Die Suche nach den besonderen Weinen
Der Wein war nicht übermäßig dunkel in der Farbe, nicht übermäßig dick. Aber er bot mehr als die übliche Rote-Früchte-Mixtur und die unvermeidlichen Tabak- und Schokonoten, die mittlerweile alle besseren Rotweine zwischen Moldavien und Gibraltar aufweisen. Stattdessen Jod, rosa Pfeffer, verblühte Rosen. Ungewohnte, ja komische Noten, die sich aber gut in die Frucht einfügten. Leider räumte, bevor ich mir den Namen des Weins notieren konnte, der Kellner die Flasche wieder ab. Und dann war das Mittagessen auch schon beendet. Die Winzer verabschiedeten sich, auch jener ältere Herr in dem altmodischen Anzug und Krawatte, der mir höflich seine Visitenkarte in die Hand gedrückt hatte. „Auf Wiedersehen“ sagte er in akzentfreiem Deutsch. Und: „Vielen Dank, dass Sie gekommen sind.“
Die Sorte mit dem X
Ich schaute auf die Visitenkarte. Dr. Georg Tsantalis stand darauf. Tsantalis, so viel wusste ich, ist eine berühmte griechische Kellerei. Aber Georg? Der Herr merkte, dass ich stutzte, und so kamen wir in letzter Minute doch noch ins Gespräch. Er hat in Karlsruhe studiert und in der Staatlichen Versuchsanstalt im pfälzischen Geilweilerhof gearbeitet.
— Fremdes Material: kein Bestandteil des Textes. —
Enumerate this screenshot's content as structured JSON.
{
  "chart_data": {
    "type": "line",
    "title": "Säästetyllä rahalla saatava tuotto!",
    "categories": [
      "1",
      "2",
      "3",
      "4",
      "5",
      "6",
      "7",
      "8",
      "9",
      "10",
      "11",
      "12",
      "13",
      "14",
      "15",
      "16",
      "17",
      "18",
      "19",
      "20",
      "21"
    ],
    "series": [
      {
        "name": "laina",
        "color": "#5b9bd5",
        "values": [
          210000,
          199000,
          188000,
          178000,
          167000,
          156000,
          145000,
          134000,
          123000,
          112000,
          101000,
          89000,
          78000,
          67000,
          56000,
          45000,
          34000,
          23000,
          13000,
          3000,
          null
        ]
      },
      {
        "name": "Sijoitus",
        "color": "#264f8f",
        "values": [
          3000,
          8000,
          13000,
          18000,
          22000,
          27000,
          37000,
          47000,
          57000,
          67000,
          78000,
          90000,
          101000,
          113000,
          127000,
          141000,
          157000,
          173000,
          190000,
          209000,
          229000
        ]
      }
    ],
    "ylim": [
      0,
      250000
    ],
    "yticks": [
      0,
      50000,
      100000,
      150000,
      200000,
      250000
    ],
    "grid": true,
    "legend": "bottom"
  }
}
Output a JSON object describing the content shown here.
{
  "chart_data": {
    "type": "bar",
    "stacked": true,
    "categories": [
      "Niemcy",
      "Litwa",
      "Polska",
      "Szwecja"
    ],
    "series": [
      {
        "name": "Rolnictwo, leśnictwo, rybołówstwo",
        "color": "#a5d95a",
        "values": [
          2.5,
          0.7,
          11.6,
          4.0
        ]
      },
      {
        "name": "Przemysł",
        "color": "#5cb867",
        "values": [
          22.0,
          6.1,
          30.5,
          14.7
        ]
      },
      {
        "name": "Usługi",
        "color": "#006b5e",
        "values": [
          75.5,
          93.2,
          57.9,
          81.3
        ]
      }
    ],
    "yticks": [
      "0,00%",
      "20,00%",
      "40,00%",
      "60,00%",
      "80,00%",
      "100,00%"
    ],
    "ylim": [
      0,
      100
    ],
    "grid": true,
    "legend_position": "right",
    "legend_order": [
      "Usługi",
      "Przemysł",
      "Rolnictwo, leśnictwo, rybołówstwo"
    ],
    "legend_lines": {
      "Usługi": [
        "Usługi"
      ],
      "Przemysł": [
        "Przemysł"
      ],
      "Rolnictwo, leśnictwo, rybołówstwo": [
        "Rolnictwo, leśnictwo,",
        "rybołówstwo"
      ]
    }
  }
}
Daher sein gutes Deutsch. Außerdem kenne er meine Weinbücher. Sie ständen bei ihm zu Hause im Schrank, und er habe sie alle gelesen – auf Deutsch selbstverständlich.
Ich fühlte mich geschmeichelt. Wie mir die Weine geschmeckt hätten, wollte er wissen. Gut, antwortete ich, besonders der letzte. „Das war unsere Rapsani Reserve“, sagte Herr Tsantilis und erklärte, dass die Trauben für diesen Wein vom Olymp kommen, dem höchsten Berg Griechenlands, der als Sitz der Götter galt. Bis zu 750 Meter hoch reichten die Weinberge, und die Sorten hätten Namen, die ich wahrscheinlich noch nie gehört hätte. Sie heißen Xinomavro, Krasato und Stavroto (11,80 Euro, www.griechischer-weinversand.de). „Die Sorte mit dem X kenne ich schon“, sagte ich. „Ich weiß nur nicht, wie man sie ausspricht.“ Herr Tsantalis half mir: „Ksinoooh-mavro“. Dann fügte er hinzu: „Ich glaube, dass die alten Sorten ein großes Kapital für Griechenland darstellen.“
Kann Wein helfen, dass Griechenland wieder auf die Beine kommt?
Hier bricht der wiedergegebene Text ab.